With Khiops simplifying every stage of the data science workflow, the next step is choosing the right API for your needs. Whether you're exploring datasets or preparing for industrial-scale deployments, Khiops offers two powerful options: the Scikit-learn-like API and the core API. Let's dive into their differences and find the best fit for your projects.

Two APIs for different needs

Khiops offers two APIs tailored to different use cases: the Scikit-learn-like API and the core API. While both leverage Khiops' unique strengths, they are optimized for distinct stages of the data science workflow and scaling requirements.

Scikit-learn-like API: For quick prototyping and integration

The scikit-learn-like API is ideal for data scientists familiar with Python and the Scikit-learn ecosystem. It provides an accessible entry point for experimenting with Khiops' key features, including multi-table support and automated feature engineering.

Advantages	Limitations
Familiar syntax: Designed for immediate use with standard Scikit-learn workflows, making onboarding effortless.	High I/O requirements: Data loading and processing rely on Python and Pandas, which can be memory-intensive.
Ecosystem integration: Acts as standard Scikit-learn estimators, enabling easy integration with other tools (e.g. pyCaret for benchmarking).	Scalability constraints: Not optimized for large-scale datasets as it does not support Khiops out-of-core processing.
Feature testing: Lets you explore Khiops' multi-table capabilities and auto feature engineering, supporting star or snowflake schemas (with some limitations).	Limited support for key Khiops features: limited expressiveness of multi-table schemas and data management capabilities.

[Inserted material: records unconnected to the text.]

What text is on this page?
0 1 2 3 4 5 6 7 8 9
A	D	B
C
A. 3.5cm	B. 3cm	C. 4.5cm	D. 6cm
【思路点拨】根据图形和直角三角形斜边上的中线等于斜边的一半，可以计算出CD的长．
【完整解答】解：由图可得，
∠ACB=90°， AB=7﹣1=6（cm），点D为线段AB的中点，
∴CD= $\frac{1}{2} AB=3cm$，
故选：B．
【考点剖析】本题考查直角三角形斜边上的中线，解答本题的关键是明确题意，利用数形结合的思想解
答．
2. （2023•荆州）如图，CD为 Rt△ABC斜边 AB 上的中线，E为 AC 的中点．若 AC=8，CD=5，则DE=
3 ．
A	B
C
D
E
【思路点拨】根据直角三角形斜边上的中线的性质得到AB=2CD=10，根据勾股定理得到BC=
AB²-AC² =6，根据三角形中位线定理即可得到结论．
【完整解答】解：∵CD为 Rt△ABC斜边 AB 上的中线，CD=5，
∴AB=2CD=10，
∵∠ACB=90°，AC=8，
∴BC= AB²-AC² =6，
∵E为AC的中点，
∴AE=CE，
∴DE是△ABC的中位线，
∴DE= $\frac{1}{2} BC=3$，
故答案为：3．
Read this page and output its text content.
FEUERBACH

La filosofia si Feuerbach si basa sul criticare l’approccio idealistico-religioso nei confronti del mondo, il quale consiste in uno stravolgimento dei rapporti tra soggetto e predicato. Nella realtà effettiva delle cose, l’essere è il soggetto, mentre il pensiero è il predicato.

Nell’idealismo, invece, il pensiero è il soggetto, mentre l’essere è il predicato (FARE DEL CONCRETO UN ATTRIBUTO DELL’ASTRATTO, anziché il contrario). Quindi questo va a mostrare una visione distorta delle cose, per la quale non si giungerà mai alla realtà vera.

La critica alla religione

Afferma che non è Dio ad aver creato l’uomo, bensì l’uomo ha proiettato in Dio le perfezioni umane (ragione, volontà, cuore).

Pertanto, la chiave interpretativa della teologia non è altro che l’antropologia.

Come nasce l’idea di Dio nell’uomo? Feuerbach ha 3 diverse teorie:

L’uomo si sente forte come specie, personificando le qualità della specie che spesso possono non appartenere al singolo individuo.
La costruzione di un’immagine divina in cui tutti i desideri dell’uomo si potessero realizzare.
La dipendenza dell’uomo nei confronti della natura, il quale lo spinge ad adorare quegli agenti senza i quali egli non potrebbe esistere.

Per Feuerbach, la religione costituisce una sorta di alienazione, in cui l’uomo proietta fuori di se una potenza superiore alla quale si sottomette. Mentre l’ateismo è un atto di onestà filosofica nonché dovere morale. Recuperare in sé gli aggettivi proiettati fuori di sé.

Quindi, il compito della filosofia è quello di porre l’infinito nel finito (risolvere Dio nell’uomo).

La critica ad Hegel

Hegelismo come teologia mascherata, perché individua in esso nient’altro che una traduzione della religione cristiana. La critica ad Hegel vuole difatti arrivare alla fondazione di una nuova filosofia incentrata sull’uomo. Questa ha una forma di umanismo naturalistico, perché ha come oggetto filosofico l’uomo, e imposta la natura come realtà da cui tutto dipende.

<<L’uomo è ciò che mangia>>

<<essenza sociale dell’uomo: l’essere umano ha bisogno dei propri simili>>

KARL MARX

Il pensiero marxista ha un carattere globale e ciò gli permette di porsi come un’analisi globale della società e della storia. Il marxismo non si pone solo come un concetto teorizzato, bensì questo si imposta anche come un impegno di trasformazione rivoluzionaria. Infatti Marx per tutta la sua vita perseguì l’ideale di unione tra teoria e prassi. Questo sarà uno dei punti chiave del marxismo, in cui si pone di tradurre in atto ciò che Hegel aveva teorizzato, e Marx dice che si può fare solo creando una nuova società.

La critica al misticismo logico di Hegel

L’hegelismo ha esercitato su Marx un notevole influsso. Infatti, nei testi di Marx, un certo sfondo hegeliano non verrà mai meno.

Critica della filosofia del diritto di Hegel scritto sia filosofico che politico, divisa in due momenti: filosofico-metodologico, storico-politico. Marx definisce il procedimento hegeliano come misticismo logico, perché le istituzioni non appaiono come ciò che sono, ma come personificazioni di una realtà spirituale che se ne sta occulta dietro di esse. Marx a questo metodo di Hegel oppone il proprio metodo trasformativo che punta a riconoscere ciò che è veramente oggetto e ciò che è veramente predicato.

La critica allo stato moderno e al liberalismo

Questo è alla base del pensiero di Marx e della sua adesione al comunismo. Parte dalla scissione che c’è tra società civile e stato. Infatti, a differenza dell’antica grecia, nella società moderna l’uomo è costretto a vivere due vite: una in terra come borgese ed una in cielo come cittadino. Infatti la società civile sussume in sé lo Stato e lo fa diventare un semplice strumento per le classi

Core API: Production-ready and scalable

The core API unleashes the full power of Khiops, offering unmatched scalability and flexibility for industrial-scale projects. Its rich dictionary-based formalism supports complex multi-table databases and facilitates streamlined data management for production use.

Advantages	Limitations
Rich data description: The dictionary formalism provides a structured, detailed way to describe data and especially multi-table relationships, enabling efficient data processing on the fly.	Learning Curve: The dictionary formalism introduces new concepts, requiring users to invest time in learning its syntax and structure.
Advanced data management: Automates business-level transformations such as aggregate creation, variable selection, and example filtering, all within the API. It can also act as a highly efficient ETL tool.	Learning Curve: The core API is tailored to Khiops and thus provides a different experience as compared to Scikit-learn APIs.
Facilitated versioning: Dictionaries serve as centralized, versionable configurations for data transformations and model definitions, ensuring traceability.
Seamless production deployment: Models trained with the core API are ready for deployment (via the output dictionary file), ensuring robust integration into production workflows.
Out-of-core processing: Optimized for hardware resource usage, handling datasets that exceed memory limits efficiently.

Conclusion

Choosing the Right API:

Start with the Scikit-learn-like API if you're exploring Khiops' capabilities on small datasets or need a quick, familiar way to test models within the Python ecosystem.
Move to the core API for production-grade scalability, complex data management needs, or when working with large, multi-table datasets.